A good inpatient or residential rehab will have a strong program of aftercare, consisting of continuing psychiatric care for a minimum of one year after the patient leaves active treatment. Aftercare must also include ensuring the client is engaged in self-help sobriety groups, medical care or mental health therapy if needed, and even a vocational program. Relapse rates after therapy can be over 50% within one year, so any type of successful treatment must include comprehensive relapse prevention and aftercare programs.
Does the program start with detoxification?

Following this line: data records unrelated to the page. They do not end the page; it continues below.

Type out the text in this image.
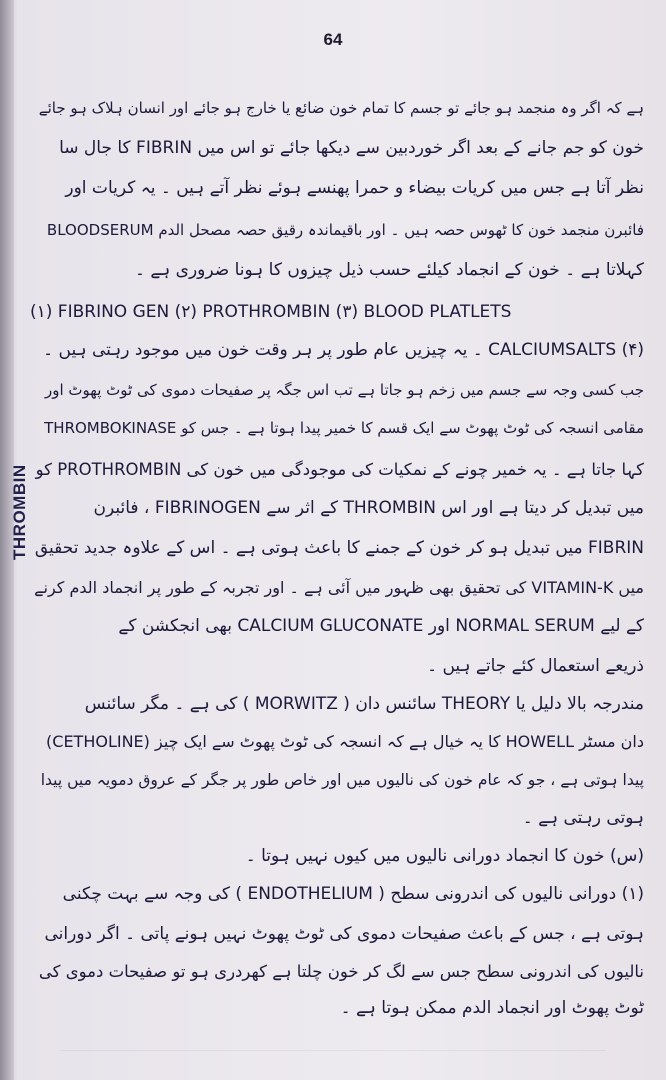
64
THROMBIN
ہے کہ اگر وہ منجمد ہو جائے تو جسم کا تمام خون ضائع یا خارج ہو جائے اور انسان ہلاک ہو جائے
خون کو جم جانے کے بعد اگر خوردبین سے دیکھا جائے تو اس میں FIBRIN کا جال سا
نظر آتا ہے جس میں کریات بیضاء و حمرا پھنسے ہوئے نظر آتے ہیں ۔ یہ کریات اور
فائبرن منجمد خون کا ٹھوس حصہ ہیں ۔ اور باقیماندہ رقیق حصہ مصحل الدم BLOODSERUM
کہلاتا ہے ۔ خون کے انجماد کیلئے حسب ذیل چیزوں کا ہونا ضروری ہے ۔
(۱) FIBRINO GEN (۲) PROTHROMBIN (۳) BLOOD PLATLETS
(۴) CALCIUMSALTS ۔ یہ چیزیں عام طور پر ہر وقت خون میں موجود رہتی ہیں ۔
جب کسی وجہ سے جسم میں زخم ہو جاتا ہے تب اس جگہ پر صفیحات دموی کی ٹوٹ پھوٹ اور
مقامی انسجہ کی ٹوٹ پھوٹ سے ایک قسم کا خمیر پیدا ہوتا ہے ۔ جس کو THROMBOKINASE
کہا جاتا ہے ۔ یہ خمیر چونے کے نمکیات کی موجودگی میں خون کی PROTHROMBIN کو
میں تبدیل کر دیتا ہے اور اس THROMBIN کے اثر سے FIBRINOGEN ، فائبرن
FIBRIN میں تبدیل ہو کر خون کے جمنے کا باعث ہوتی ہے ۔ اس کے علاوہ جدید تحقیق
میں VITAMIN-K کی تحقیق بھی ظہور میں آئی ہے ۔ اور تجربہ کے طور پر انجماد الدم کرنے
کے لیے NORMAL SERUM اور CALCIUM GLUCONATE بھی انجکشن کے
ذریعے استعمال کئے جاتے ہیں ۔
مندرجہ بالا دلیل یا THEORY سائنس دان ( MORWITZ ) کی ہے ۔ مگر سائنس
دان مسٹر HOWELL کا یہ خیال ہے کہ انسجہ کی ٹوٹ پھوٹ سے ایک چیز (CETHOLINE)
پیدا ہوتی ہے ، جو کہ عام خون کی نالیوں میں اور خاص طور پر جگر کے عروق دمویہ میں پیدا
ہوتی رہتی ہے ۔
(س) خون کا انجماد دورانی نالیوں میں کیوں نہیں ہوتا ۔
(۱) دورانی نالیوں کی اندرونی سطح ( ENDOTHELIUM ) کی وجہ سے بہت چکنی
ہوتی ہے ، جس کے باعث صفیحات دموی کی ٹوٹ پھوٹ نہیں ہونے پاتی ۔ اگر دورانی
نالیوں کی اندرونی سطح جس سے لگ کر خون چلتا ہے کھردری ہو تو صفیحات دموی کی
ٹوٹ پھوٹ اور انجماد الدم ممکن ہوتا ہے ۔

Some residential or inpatient treatment programs expect people to detox from all drugs before their treatment program. In cases of severe and long-term use or acute overdose, this is not a safe choice and withdrawal must be managed in a hospitalized setting. Some people with consistent and severe mental disease might have an abrupt decline of their psychiatric disorders throughout withdrawal, leading them to be a threat to themselves or other people.
Are there other crucial attributes of the program to think about?

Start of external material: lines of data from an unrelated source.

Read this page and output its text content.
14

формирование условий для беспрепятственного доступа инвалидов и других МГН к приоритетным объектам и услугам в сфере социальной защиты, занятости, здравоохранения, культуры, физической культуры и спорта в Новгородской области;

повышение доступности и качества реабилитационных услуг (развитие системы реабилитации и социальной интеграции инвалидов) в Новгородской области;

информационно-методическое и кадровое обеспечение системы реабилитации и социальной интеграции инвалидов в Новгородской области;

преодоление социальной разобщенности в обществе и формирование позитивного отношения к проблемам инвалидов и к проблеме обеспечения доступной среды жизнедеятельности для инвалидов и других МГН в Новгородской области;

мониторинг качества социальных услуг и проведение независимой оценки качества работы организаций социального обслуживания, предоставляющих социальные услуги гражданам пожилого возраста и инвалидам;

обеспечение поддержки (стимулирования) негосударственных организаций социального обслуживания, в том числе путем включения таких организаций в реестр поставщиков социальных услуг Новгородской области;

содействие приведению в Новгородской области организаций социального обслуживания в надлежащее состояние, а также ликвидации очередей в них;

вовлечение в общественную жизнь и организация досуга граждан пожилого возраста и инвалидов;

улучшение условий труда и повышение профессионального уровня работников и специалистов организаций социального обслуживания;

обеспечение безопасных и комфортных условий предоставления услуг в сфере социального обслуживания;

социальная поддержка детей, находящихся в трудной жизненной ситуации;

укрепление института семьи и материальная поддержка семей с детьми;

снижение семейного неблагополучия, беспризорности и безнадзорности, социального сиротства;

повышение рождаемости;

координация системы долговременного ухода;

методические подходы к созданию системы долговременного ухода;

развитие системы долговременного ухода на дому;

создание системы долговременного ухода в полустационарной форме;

Some inpatient and residential rehab centers just treat one sex or certain age groups of patients. Others are open just to individuals without a considerable criminal history. Some programs have constraints on visitors or may restrict a client’s accessibility to telephone, television, internet, and so on. They slowly provide these things as privileges for achieving particular program milestones. Some programs provide personal bedrooms, while others are dormitory-style or offer only shared rooms. These may be important issues to consider prior to admission.
What is the cost of the program and what are the payment options?
Numerous long-time problem drinkers and addicts have lost their jobs and medical insurance benefits, leaving them with few choices to pay for treatment. Residential and inpatient care costs differ widely, based on the way they are funded. Even patients that still have coverage find their insurance coverage varies greatly, based on the kind and size of rehab. If a person has health insurance coverage, contact the insurance company to discover what they cover.
Talk about your choices for treatment, including inpatient and residential treatment, copays, deductibles and out-of-pocket expenses. Talk with the treatment facilities to see if they have choices for funding the remainder. Many programs offer payment plans.
Patients without insurance coverage might qualify for Medicaid or Medicare funding. Commonly, the rehab center can assist with this application. Call the Substance Abuse and Mental Health Services Administration (SAMHSA). They are a superb source of details concerning numerous rehab programs along with payment and financing options for recovery.
Where to Find Inpatient Substance Abuse Rehabilitation Services.
Virtually every state has information for inpatient and residential drug abuse rehabs. Do an Internet look for your state + “inpatient substance abuse rehabilitation” or your state + “inpatient alcohol treatment” and discover a link to the state’s network of treatment facilities. Find the link ending with.gov instead of one of the sponsored links on top of the search page. Here are various other superb resources to find inpatient drug rehab centers in your area:
NIDA– the National Institute on Drug Abuse, supplies a wide range of info, links and other information to assist families and individuals.
The American Society for Addiction Medicine (ASAM) supports Addiction Medicine Doctors who deal with drug and alcohol addicts throughout recovery. Their website on treatment offers addicts, problem drinkers and their families a variety of sources concerning treatment options, questions to ask and info needed to continue in recovery.
Inpatient treatment for Veteran’s is available with the V.A. Health Services.
Numerous therapy centers accept state Medicaid payments. A list of these programs is located at the Medicaid.gov website. You should likewise check with both your state Medicaid and with the facility prior to entering treatment.